The Los Alamos National Laboratory Research library was awarded funding from the Andrew W. Mellon Foundation for a two-year project on the investigation of usage-based scholarly evaluation metrics. The project’s Principal Investigator will be Johan Bollen who will conduct the work under the auspices of the Los Alamos National Laboratory Research library Digital Library Research & Prototyping led by Herbert Van de Sompel.


The introduction of digital dissemination models has introduced the need for novel means to evaluate the scholarly communication process. Usage data has attracted considerable attention since it does not suffer from publication delays and can in principle be recorded for any type of scholarly communication item. Unfortunately, the definition and validation of usage-based scholarly evaluation metrics has been problematic. Most usage data sets are recorded for the user communities of particular services, i.e. they are not representative of the scholarly community as a whole, and are insufficiently linked to other sources of information on the scholarly communication process for them to be cross-validated.


The proposed work therefore consists of the definition of a formal model of the scholarly communication process. This model semantically relates a range of bibliographic, citation and usage data. The project aims to use the model to obtain and organize data from a variety of potential sources, such as for example JSTOR, CiteSeer, HighWire and Medline. The Andrew W. Mellon foundation may play a facilitating role in the identification of appropriate data sources and the establishment of subsequent agreements. LANL will in addition leverage local data sets such as LANL’s usage data, recently acquired California State University usage data and licensed ISI data sets. Recent LANL-Ex Libris collaborations focused on the acquisition of usage data can complement these efforts. This work will result in a large-scale reference data set on which a program for the definition and validation of usage-based scholarly evaluation metrics can be conducted. The proposed work will first focus on determining the overall properties and structure of the scholarly communication process on the basis of this reference data set. The acquired information will subsequently inform the definition of a range of usage-based scholarly evaluation metrics. A program for the cross-validation of the defined metrics will then commence.

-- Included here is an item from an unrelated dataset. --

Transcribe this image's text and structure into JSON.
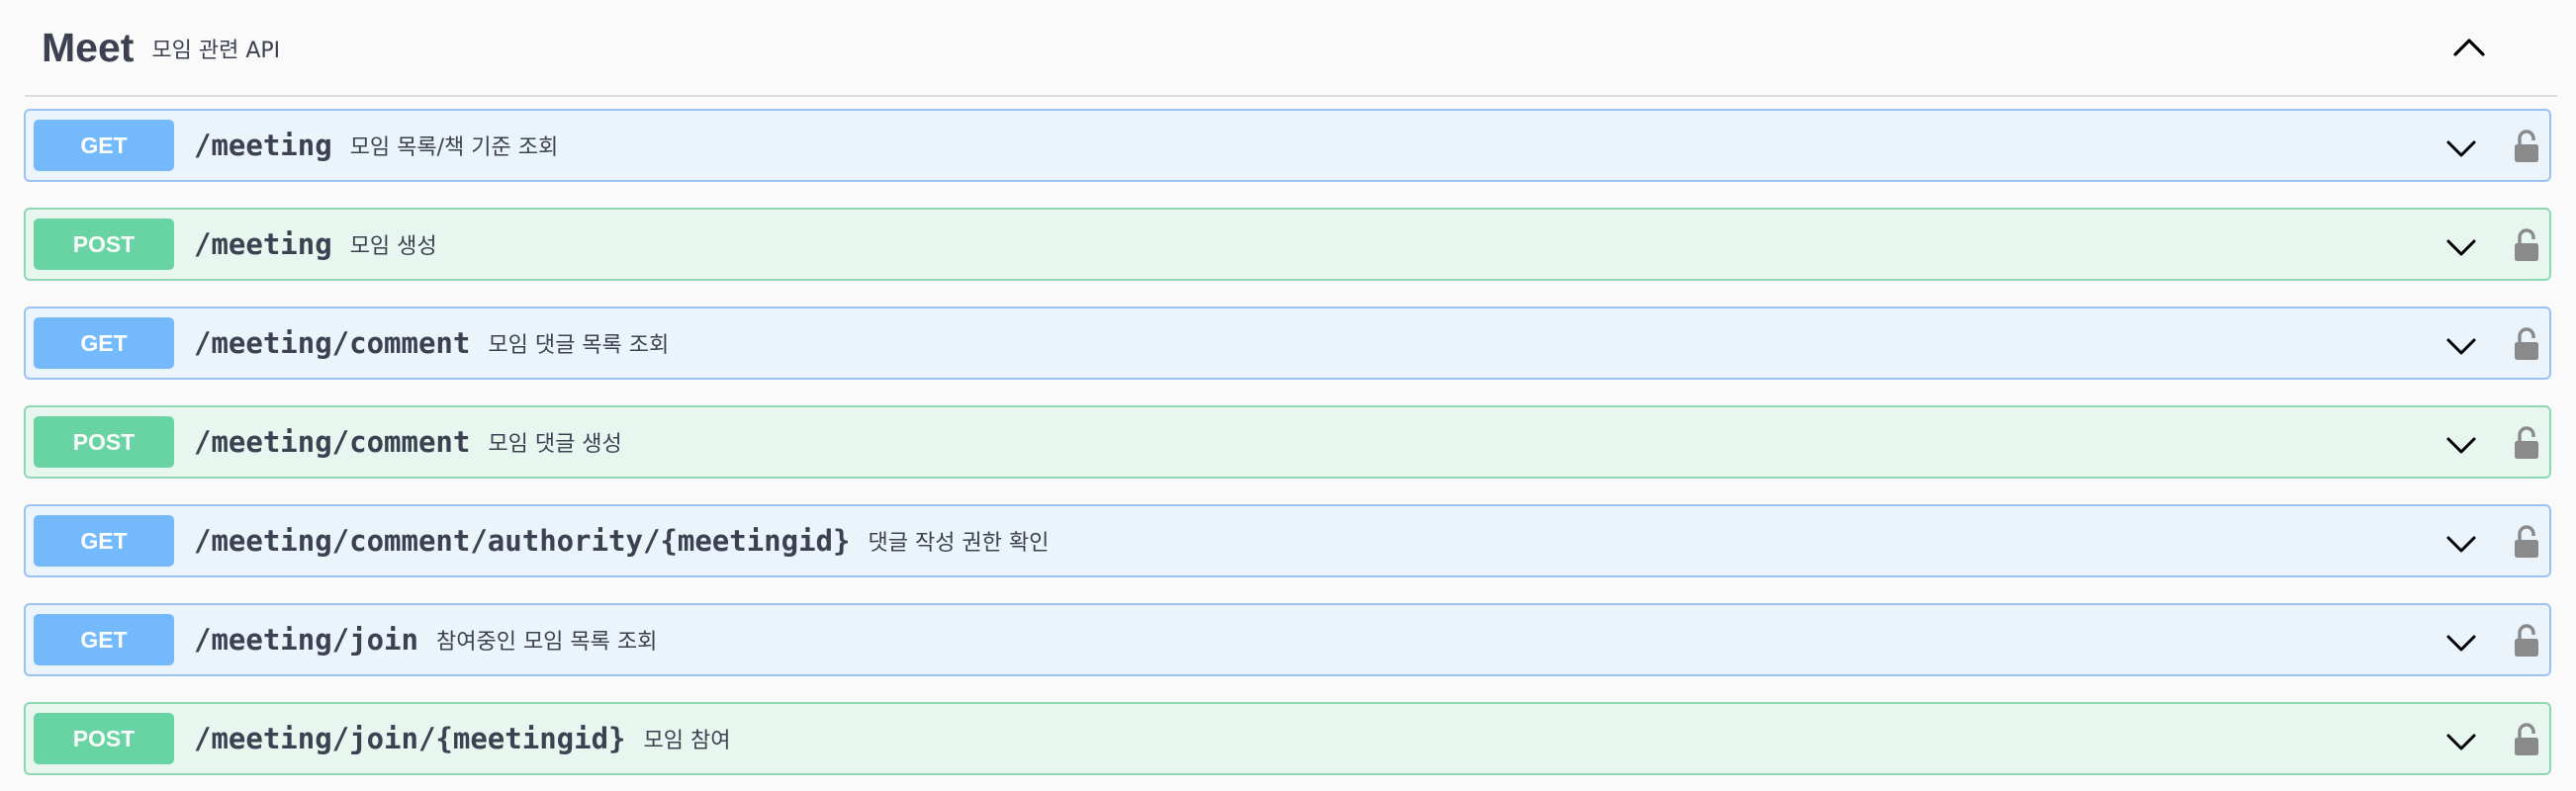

The project will benefit the scholarly community involved with usage-based evaluation metrics by the definition of a formal model of the scholarly communication process, lessons learned from the generation of a large-scale reference data set, the definition and validation of a range of usage-based scholarly evaluation metrics, the formulation of a set of guidelines on their semantics and a resulting taxonomic model of the concept of scholarly status.